Implementation of CFF is expected to have “initial consumer exposure” later this year, Teitell said. Testing of the format infrastructure has been going on for some time, he said. The system is being beta-tested by hundreds of “friends and family members” of employees of DECE member companies using “real implementations” of the major components of the ecosystem, he said. Until testing is complete, Teitell “can’t be 100-percent confident that that timing holds,” he said, but he expects “some companies” to offer CFF implementation to “some consumers” by year-end.

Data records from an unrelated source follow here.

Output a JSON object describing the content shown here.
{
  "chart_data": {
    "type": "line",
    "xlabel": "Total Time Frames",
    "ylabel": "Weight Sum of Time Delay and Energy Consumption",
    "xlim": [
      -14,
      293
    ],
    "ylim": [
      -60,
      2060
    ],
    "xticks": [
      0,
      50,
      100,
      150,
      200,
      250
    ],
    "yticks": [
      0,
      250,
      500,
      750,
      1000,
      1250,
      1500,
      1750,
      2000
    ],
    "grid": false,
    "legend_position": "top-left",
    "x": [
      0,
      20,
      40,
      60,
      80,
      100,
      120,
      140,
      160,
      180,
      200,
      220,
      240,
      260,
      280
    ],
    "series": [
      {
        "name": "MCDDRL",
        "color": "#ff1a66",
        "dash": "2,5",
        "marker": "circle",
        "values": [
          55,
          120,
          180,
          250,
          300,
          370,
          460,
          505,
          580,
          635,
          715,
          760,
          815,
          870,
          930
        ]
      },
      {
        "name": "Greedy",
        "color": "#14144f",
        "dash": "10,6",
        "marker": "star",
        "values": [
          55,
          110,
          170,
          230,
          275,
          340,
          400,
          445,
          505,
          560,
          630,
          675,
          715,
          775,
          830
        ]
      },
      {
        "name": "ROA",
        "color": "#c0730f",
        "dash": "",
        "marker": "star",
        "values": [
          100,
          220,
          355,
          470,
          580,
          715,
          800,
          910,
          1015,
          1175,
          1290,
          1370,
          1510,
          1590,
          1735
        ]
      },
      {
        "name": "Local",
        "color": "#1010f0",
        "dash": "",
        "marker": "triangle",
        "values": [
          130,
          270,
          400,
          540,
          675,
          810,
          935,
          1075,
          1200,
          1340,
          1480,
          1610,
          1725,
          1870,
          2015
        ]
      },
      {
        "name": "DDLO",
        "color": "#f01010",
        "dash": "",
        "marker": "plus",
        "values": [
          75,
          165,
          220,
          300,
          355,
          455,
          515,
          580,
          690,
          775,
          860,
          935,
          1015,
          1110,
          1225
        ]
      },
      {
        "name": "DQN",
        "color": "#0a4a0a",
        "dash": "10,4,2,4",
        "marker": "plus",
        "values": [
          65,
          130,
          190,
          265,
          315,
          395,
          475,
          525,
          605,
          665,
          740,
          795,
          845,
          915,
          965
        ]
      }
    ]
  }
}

The big advance for UltraViolet users when CFF arrives is that they'll be able to have access to a movie across multiple devices via a single download, Teitell said. Today, UltraViolet users have to download a separate file, although they pay only once for a title, to each device they want to view it on. Teitell compared the CFF-enabled world with a Blu-ray or DVD. In other words, the license will be “like plastic” that users can play in any device licensed to carry the logo, provided it’s registered with the user’s account, he said. “They won’t need to rely on the Internet again for playback,” he said, which will save download time, and in some cases, money, if a user’s only access to the Internet is through a wireless data plan for a smartphone or tablet.

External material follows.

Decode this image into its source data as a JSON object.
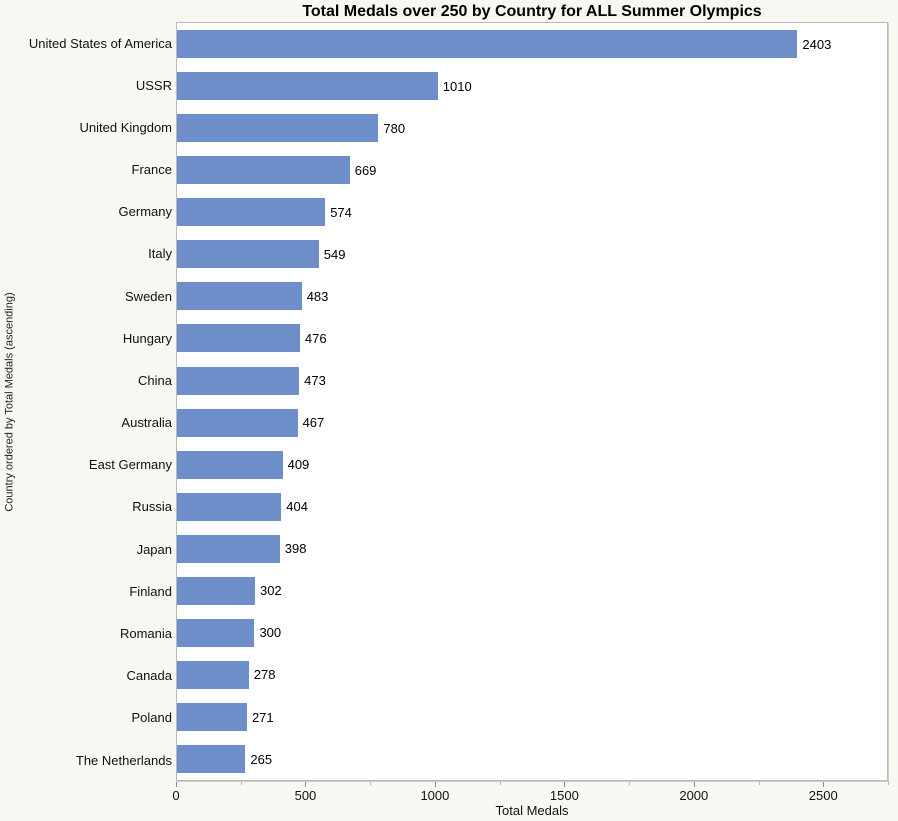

Teitell predicts that availability of CFF files that consumers can legally move around the house will create a market for media hubs that doesn’t exist today. Companies will want their apps, devices or services to be CFF-compatible to be part of the ecosystem, he said. He offered the idea of an enterprising retailer who gives members the option of how they want purchases handled. Users could check a box to have content always downloaded to two or three specific devices when they order a download, he said. “A lot of smart people are figuring out how to do these things,” he said.

As for whether, for example, a user could begin watching a movie on one device and pick it up on another -- as users can do with a cloud-stored Kindle e-book -- Teitell said the capability is there to do that in CFF. But UltraViolet hasn’t introduced the features to enable devices to report back to the cloud the time-stamp data showing where a viewer has stopped in a movie or TV show, he said. It’s not a technology issue, but an ecosystem rollout matter, where companies would choose to participate or not, he said. Any company that wanted to deploy that capability in its own devices right now -- say, Samsung or Sony with their tablets and TVs -- could do that, he said.

This time next year, Teitell said, consumers will see “a large portion” of all UltraViolet movies in CFF and they'll have access to multiple playback mechanisms. He expects the user base to be in the “20-something million,” he said. He extolled the performance features of the DTS and Dolby surround and HD resolution made possible by H.264 compression. Some users of higher-end products who have bought their gear for high-quality playback of audio and video may not even know they have the interoperability made possible by the CFF-based UltraViolet format, he said. As for 4K, “it’s of high interest” to DECE members, “but it’s a roadmap thing” that will take time for the industry to work through technical issues such as frame rates, dynamic range and color space, he said: “Our long-term intent is to have enhanced-quality versions of CFF beyond today.”